ACOSTA RODRÍGUEZ EVA VIRGINIA
Congresos y reuniones científicas
Título:
Tumor-induced senescent T (TIST-T) cells: a dysfunctional T cell population with immunomodulatory potential
Autor/es:
RAMELLO MC; CANALE F; TOSELLO BOARI J; ACOSTA RODRIGUEZ EV; MONTES CL
Reunión:
Congreso; LVII Reunión Anual de la Sociedad Argentina de Inmunología; 2014
Resumen:
Senescent T cells are reported to be increased in patients with
cancer.
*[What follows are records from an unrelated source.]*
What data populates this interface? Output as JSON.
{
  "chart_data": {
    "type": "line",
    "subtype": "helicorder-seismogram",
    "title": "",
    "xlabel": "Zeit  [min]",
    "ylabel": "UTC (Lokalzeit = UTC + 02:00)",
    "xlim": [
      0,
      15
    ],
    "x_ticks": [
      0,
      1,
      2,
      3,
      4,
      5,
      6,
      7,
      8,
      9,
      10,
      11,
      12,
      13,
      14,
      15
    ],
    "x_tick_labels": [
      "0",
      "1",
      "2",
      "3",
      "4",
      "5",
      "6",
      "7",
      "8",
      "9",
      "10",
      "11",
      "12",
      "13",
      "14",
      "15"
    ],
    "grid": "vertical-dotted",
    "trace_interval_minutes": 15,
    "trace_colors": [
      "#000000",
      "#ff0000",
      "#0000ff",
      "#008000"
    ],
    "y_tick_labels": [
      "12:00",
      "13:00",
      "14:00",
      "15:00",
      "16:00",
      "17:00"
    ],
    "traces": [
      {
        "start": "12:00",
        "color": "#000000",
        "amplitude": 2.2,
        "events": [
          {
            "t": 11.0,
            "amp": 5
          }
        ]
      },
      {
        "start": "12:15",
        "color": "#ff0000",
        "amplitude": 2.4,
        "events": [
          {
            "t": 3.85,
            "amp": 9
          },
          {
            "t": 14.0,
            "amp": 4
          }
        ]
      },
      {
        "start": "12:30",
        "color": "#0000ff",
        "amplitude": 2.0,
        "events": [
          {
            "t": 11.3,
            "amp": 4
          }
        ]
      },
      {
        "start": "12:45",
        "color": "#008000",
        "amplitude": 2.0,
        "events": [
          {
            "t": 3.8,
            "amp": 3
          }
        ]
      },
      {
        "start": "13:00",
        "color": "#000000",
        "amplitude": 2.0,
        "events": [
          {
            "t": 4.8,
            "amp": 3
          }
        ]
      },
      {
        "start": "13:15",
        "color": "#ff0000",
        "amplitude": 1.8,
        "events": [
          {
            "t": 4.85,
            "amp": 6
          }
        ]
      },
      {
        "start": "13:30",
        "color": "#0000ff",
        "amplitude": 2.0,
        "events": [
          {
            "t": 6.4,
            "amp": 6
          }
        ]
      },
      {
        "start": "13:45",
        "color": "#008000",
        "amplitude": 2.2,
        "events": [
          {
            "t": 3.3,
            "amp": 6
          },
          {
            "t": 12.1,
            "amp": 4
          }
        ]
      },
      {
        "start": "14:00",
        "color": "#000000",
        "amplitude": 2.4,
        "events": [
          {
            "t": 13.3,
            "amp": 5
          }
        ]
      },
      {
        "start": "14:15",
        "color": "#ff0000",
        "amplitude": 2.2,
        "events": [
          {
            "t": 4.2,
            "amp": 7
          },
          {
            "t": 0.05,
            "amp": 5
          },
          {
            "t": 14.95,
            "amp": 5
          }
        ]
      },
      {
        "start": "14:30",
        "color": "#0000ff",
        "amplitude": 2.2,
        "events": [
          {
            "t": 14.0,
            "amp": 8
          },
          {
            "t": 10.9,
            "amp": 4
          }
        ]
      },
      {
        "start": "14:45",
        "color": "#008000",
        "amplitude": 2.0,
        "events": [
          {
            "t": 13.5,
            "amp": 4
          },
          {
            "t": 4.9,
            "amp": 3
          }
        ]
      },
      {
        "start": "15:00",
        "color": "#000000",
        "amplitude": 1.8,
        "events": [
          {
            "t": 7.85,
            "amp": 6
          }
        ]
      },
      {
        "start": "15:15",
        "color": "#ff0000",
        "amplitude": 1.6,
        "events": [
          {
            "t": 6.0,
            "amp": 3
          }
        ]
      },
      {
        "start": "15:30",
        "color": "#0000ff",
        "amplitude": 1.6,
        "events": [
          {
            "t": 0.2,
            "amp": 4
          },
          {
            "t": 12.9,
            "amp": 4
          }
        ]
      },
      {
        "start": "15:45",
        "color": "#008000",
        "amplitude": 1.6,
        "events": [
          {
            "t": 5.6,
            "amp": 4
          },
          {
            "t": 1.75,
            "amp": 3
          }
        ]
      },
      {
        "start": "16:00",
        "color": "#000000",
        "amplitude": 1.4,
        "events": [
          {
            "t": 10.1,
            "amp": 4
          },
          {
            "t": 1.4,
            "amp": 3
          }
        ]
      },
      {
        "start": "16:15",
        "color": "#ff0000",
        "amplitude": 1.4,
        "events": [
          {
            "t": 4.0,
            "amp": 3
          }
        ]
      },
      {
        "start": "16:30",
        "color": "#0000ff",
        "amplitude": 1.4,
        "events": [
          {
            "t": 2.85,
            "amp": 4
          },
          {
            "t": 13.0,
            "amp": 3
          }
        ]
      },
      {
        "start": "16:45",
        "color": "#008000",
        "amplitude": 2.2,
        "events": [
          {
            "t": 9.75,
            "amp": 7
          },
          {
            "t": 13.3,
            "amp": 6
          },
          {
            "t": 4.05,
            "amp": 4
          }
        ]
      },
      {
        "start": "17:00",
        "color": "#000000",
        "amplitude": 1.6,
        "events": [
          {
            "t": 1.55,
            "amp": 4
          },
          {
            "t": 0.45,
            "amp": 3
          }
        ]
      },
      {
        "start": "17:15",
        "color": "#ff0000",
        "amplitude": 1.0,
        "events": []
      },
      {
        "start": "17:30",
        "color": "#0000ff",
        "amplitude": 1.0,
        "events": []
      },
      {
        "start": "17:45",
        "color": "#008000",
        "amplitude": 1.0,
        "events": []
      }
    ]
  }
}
Previously, we have demonstrated that CD4+ and CD8+
T cells from healthy donors, after in vitro co-incubation with a
tumor cell line, undergo senescence characterized by the loss of
costimulatory molecules expression (CD27-CD28-) and telomere
shortening. Herein we show that CD4+ and CD8+ tumor-induced
senescent T (TIS-T) cells were unable to produce cytokines such
as IL-2, IFNg and TNF after polyclonal stimulation. Although CD8+
control T cells (T cells without tumor co-incubation) and CD8+
TIS-T cells showed similar intracellular expression of granzymes
B and A, degranulation in CD8+ TIS-T cells was significantly
lower than in CD8+ control T cells after PMA/Ionomycin stimulation
(p=0.024). In concordance, we observed that CD4+ and
CD8+ TIS-T cells significantly down-regulated the expression of
TCR-CD3 zeta-chain (p<0.01 vs. control T cells, in both cases),
indicating that TCR-signaling is also impaired. In addition, CD4+
and CD8+ TIS-T cells did not express Blimp-1, and CD8+ TIS-T
cells did not express Eomes as well. Furthermore, although T-bet
was expressed in CD4+ and CD8+ TIS-T cells, they showed lower
levels than control T cells. We also found that, CD4+ and CD8+
TIS-T cells completely down-regulated CD62L expression (p<0.01
vs. control T cells, in both cases). Altogether, these results indicate
that CD4+ and CD8+ TIS-T cells represent a dysfunctional T cell
population. Analyzing the expression of modulatory molecules, we
found that CD4+ and CD8+ TIS-T cells expressed higher levels of
inhibitory receptors like Tim-3 and KLRG-1 but not PD-1. Interestingly,
CD4+ and CD8+ TIS-T cells also expressed higher surface
levels of E-cadherin (KLRG-1 ligand), galectin-9 (Tim-3 ligand) and
PD-L1 (PD-1 ligand), suggesting that TIS-T cells may modulate
themselves and may also regulate other immune cell subsets.